Beyond an innovative product, what a start-up business needs most is an efficient and economical means of production. According to recent press releases, training sessions, bank loans and grants appear to be in abundance but no one is mentioning the means of production, whether it is on the kitchen table or the factory floor.
When I am asked to advise businesses here in Dominica, I invariably find that it is not improvements in the product or the workforce that are needed, but improvements to the way the job is being done. These improvements do not necessarily need a huge amount of capital but what is needed is an orderly workplace and logical thinking.
Some years ago I offered a series of training sessions for the private and public sector. They were titled, “Good Workshop Practice”. Personnel from the Fire and Ambulance Service attended one of the sessions. The next day I received a phone call from the Chief Fire Officer to say: Mr Burnett, I don’t know what you did to my men yesterday but first thing this morning they tidied their workshop!
If the workplace is in a state of confusion, the product or service will follow suit. As an apprentice I was told that you can judge a workman by the state of his workbench. Visitors to my workshop remark on its state of order and cleanliness. My response is that I run a precision engineering workshop and not a scrapyard. One of my machines was doing service in the Second World War. It remains in pristine condition and is as accurate today as was then and the chances are that it will still be giving good service in another eighty year’s time. But the same cannot be said of machines manufactured more recently. Like automobiles, they are not built to last.
Fifty-five years ago my work as a design engineer included what was then known as Work Study. In this context the term work study is not related to providing students with job experience but rather a means of improving methods of working by observing the work in progress. Incidentally, it was a woman, Lillian Gilbreth (1878-1972), who is now recognized as the innovator in this field. She focused on the importance of the worker and the arrangement of the workplace, rather than on machinery.
Some years ago a product that was originally intended to be packaged by machine was being packed by hand.

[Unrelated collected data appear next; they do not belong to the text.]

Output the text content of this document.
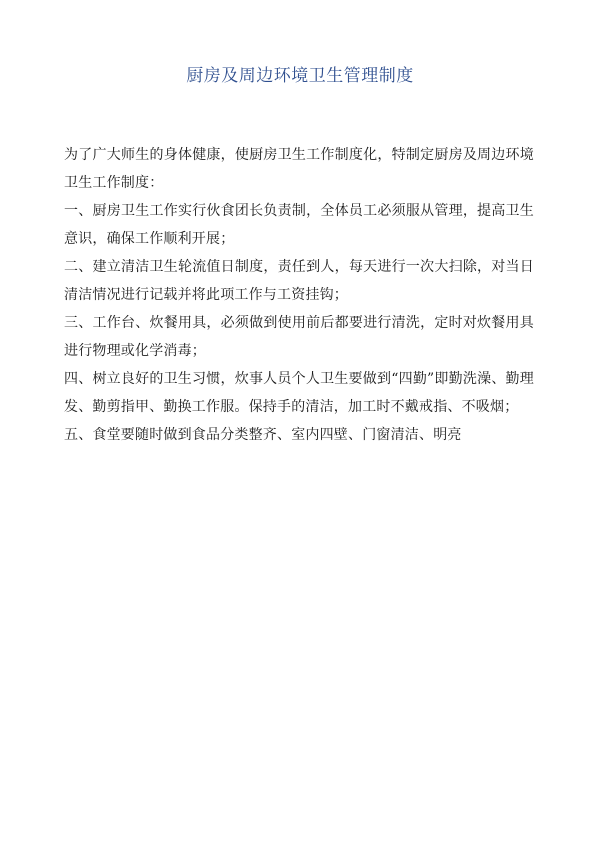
厨房及周边环境卫生管理制度

为了广大师生的身体健康，使厨房卫生工作制度化，特制定厨房及周边环境卫生工作制度：

一、厨房卫生工作实行伙食团长负责制，全体员工必须服从管理，提高卫生意识，确保工作顺利开展；

二、建立清洁卫生轮流值日制度，责任到人，每天进行一次大扫除，对当日清洁情况进行记载并将此项工作与工资挂钩；

三、工作台、炊餐用具，必须做到使用前后都要进行清洗，定时对炊餐用具进行物理或化学消毒；

四、树立良好的卫生习惯，炊事人员个人卫生要做到“四勤”即勤洗澡、勤理发、勤剪指甲、勤换工作服。保持手的清洁，加工时不戴戒指、不吸烟；

五、食堂要随时做到食品分类整齐、室内四壁、门窗清洁、明亮
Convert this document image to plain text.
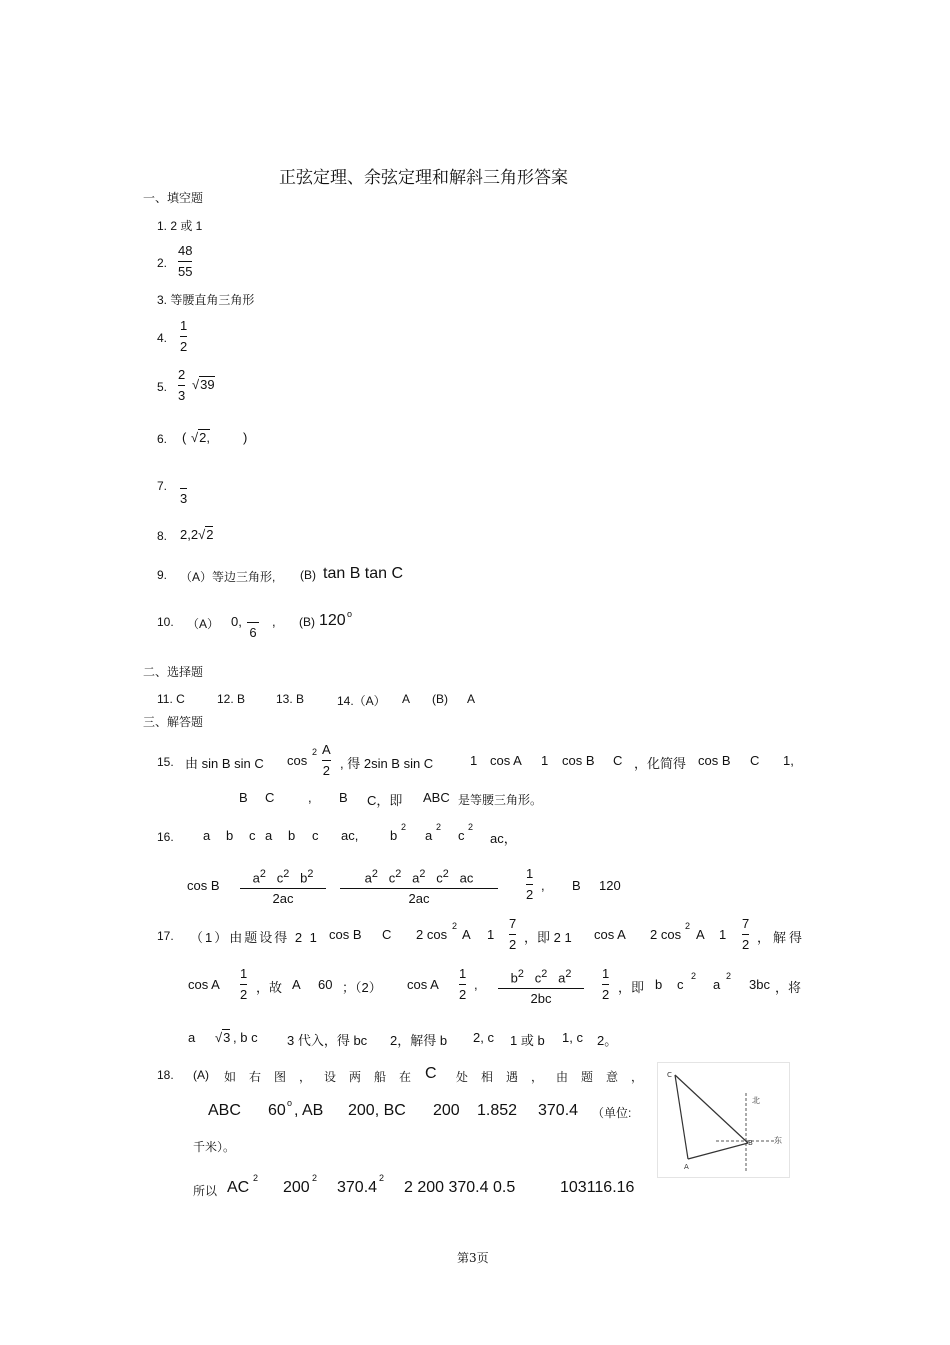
正弦定理、余弦定理和解斜三角形答案
一、填空题
1. 2 或 1
2.
48
55
3. 等腰直角三角形
4.
1
2
5.
2
3
√39
6. ( √2,	)
7.

3
8. 2,2√2
9. （A）等边三角形, (B) tan B tan C
10. （A） 0,

6
, (B) 120 o
二、选择题
11. C	12. B	13. B	14.（A） A (B) A
三、解答题
15. 由 sin B sin C cos
2 A
2 , 得 2sin B sin C	1 cos A 1 cos B C ，化简得 cos B C 1,
B C	, B C，即 ABC 是等腰三角形。
16. a b c a b c ac, b
2
a
2
c
2
ac，
cos B
$a^2$ $c^2$ $b^2$
2ac
$a^2$ $c^2$ $a^2$ $c^2$ ac
2ac
1
2
, B 120
17. （1）由题设得 2 1 cos B C 2 cos
2
A 1
7
2 ，即 2 1 cos A 2 cos
2
A 1
7
2 ，解得
cos A
1
2 ，故 A 60 ；（2） cos A
1
2
,	$b^2$ $c^2$ $a^2$
2bc
1
2 ，即 b c
2
a
2
3bc ，将
a √3 , b c 3 代入，得 bc 2，解得 b 2, c 1 或 b 1, c 2。
18. (A) 如 右 图 ， 设 两 船 在 C 处 相 遇 ， 由 题 意 ，
ABC 60 o , AB 200, BC 200 1.852 370.4 （单位:
千米）。
所以 AC
2
200
2
370.4
2
2 200 370.4 0.5	103116.16
C
A
B
北
东
第3页
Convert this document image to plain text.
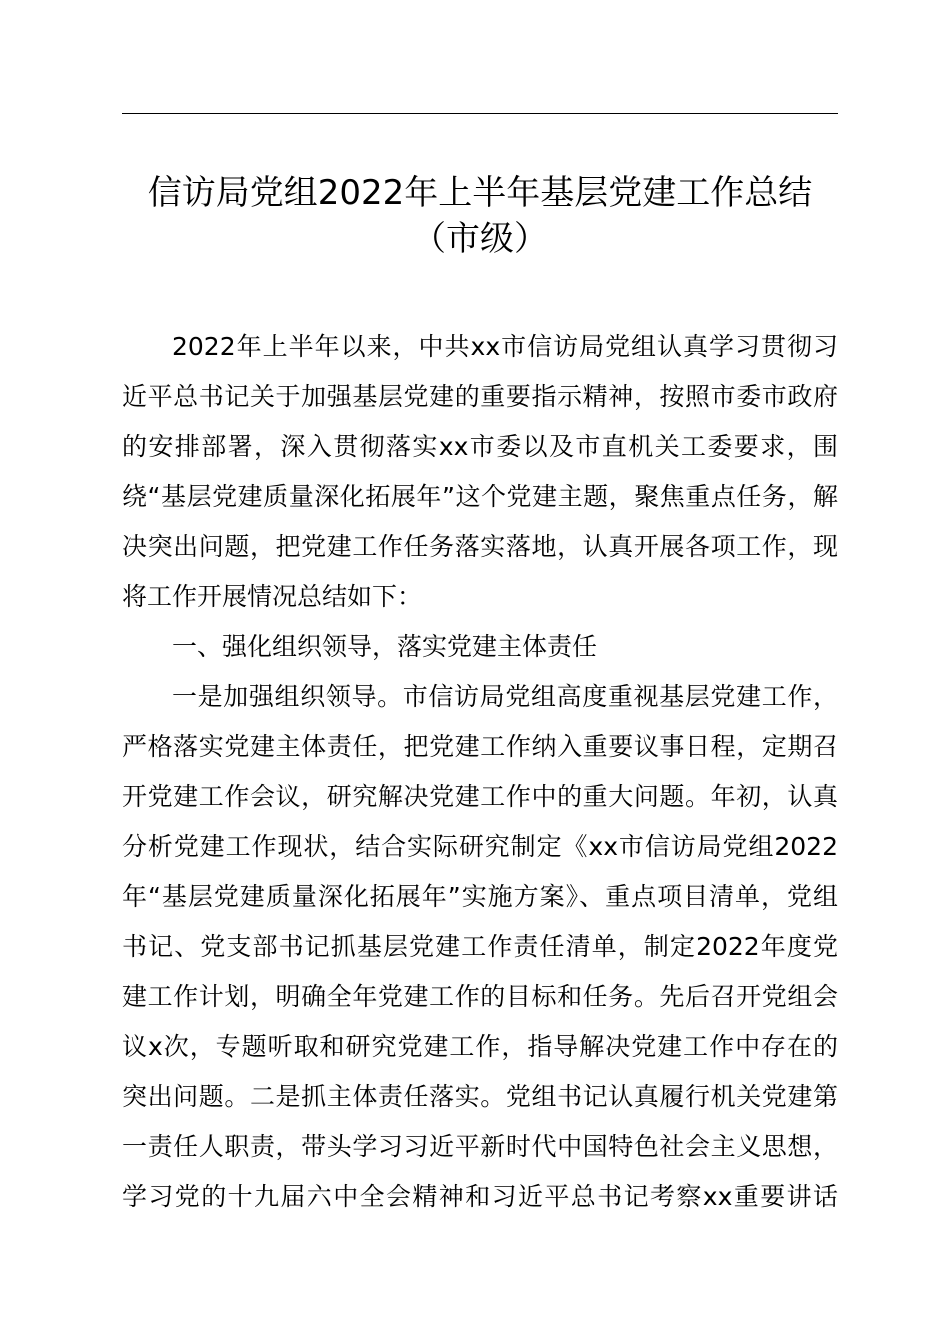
信访局党组2022年上半年基层党建工作总结
（市级）
2022年上半年以来，中共xx市信访局党组认真学习贯彻习
近平总书记关于加强基层党建的重要指示精神，按照市委市政府
的安排部署，深入贯彻落实xx市委以及市直机关工委要求，围
绕“基层党建质量深化拓展年”这个党建主题，聚焦重点任务，解
决突出问题，把党建工作任务落实落地，认真开展各项工作，现
将工作开展情况总结如下：
一、强化组织领导，落实党建主体责任
一是加强组织领导。市信访局党组高度重视基层党建工作，
严格落实党建主体责任，把党建工作纳入重要议事日程，定期召
开党建工作会议，研究解决党建工作中的重大问题。年初，认真
分析党建工作现状，结合实际研究制定《xx市信访局党组2022
年“基层党建质量深化拓展年”实施方案》、重点项目清单，党组
书记、党支部书记抓基层党建工作责任清单，制定2022年度党
建工作计划，明确全年党建工作的目标和任务。先后召开党组会
议x次，专题听取和研究党建工作，指导解决党建工作中存在的
突出问题。二是抓主体责任落实。党组书记认真履行机关党建第
一责任人职责，带头学习习近平新时代中国特色社会主义思想，
学习党的十九届六中全会精神和习近平总书记考察xx重要讲话
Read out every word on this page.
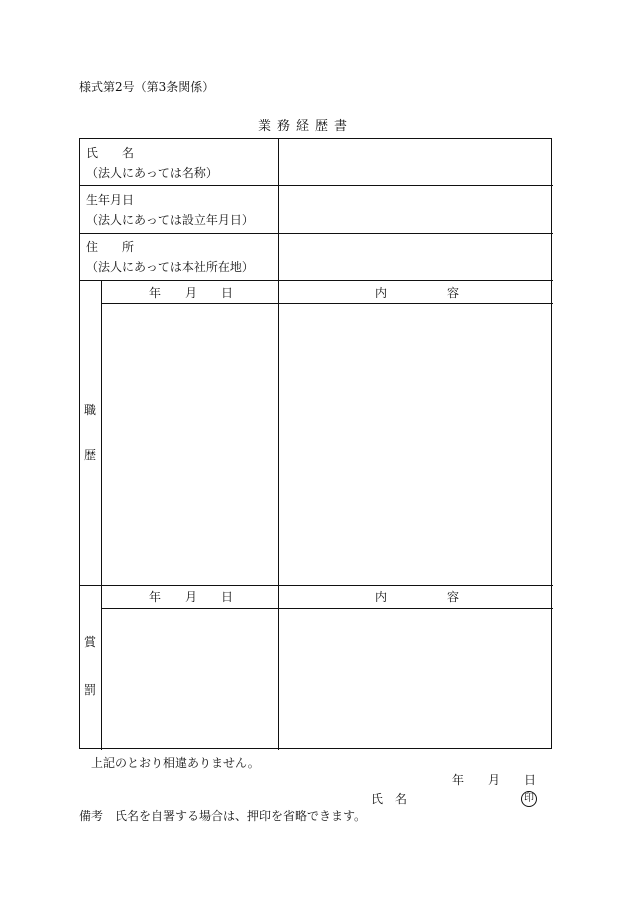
様式第2号（第3条関係）
業務経歴書
氏　　名
（法人にあっては名称）
生年月日
（法人にあっては設立年月日）
住　　所
（法人にあっては本社所在地）
職
歴
年　　月　　日	内　　　　　容
賞
罰
年　　月　　日	内　　　　　容
上記のとおり相違ありません。
年　　月　　日
氏　名	印
備考　氏名を自署する場合は、押印を省略できます。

I observed the six women doing the job and found that one was packaging twice as fast as the rest and with less effort. To get each member of the team working to the same efficiency all it required was the reorganization of the workplace: packaging material close at hand, correct table height and comfortable seating.
On another production line, a bottle washing machine was so inefficient and dangerous in terms of stoppages and breakages that I calculated the same number of operators could do the job safer, better and faster by hand. Low cost jigs and fixtures can be more effective than complicated machines for small scale production runs. They don’t break down and they don’t consume electricity.
Some contraptions that pass as machinery in Dominica, ingenious though they might seem at first glance, resemble the Heath Robinson Pancake Making Machine shown in the opening illustration. Unfortunately, we have do not have an abundance of skilled practical mechanical engineers. By the time a faulty part reaches my workshop a ham-fisted “big hammer” attempt at repair has made it unrepairable.
Simple devices, made in my workshop here in Dominica, have increased the output of small businesses and larger manufacturers up to tenfold. There are no computer components to fail, no complicated mechanisms to break down and no expensive parts to be replaced and ordered from overseas. The recipient of a device for taking the hit and miss out of slicing trays of bread pudding was overjoyed and considered it a minor miracle.
My advice to those setting up a small business is to resist being lured into purchasing sophisticated equipment that the manufacture claims will work wonders. Use the internet to research alternatives and source customer feedback. In the Caribbean if anything can go wrong it will go wrong, so keep things simple.
You can find out more about my work as an engineer and pictures of my machine shop at: https://access767.com/listing/roger-burnetts-precision-engineering-services/
Roger Burnett
Antrim
26th November 2020
The photographs of my workshops that are shown in the link were taken before Hurricane Maria. On the day they were taken I had just completed making two gears for Dominica Brewery & Beverages and was about to start on turning three bushes to an accuracy of for 0.00025″ for DOMLEC’s Portsmouth generator.
Work or no work, my workshop is always kept in a state of readiness. Squalor has no part to play in skilled workmanship.
I roger that! Point taken. Total respect for your abilities I meant to be constructive.
Good advice. Ya but your lab reflects the current economy, not a spec of dust, translation: no work coming in?
Sound advice that entrepreneurs should take on board! Thank you for sharing.
Interesting article. Good order is essential and very important.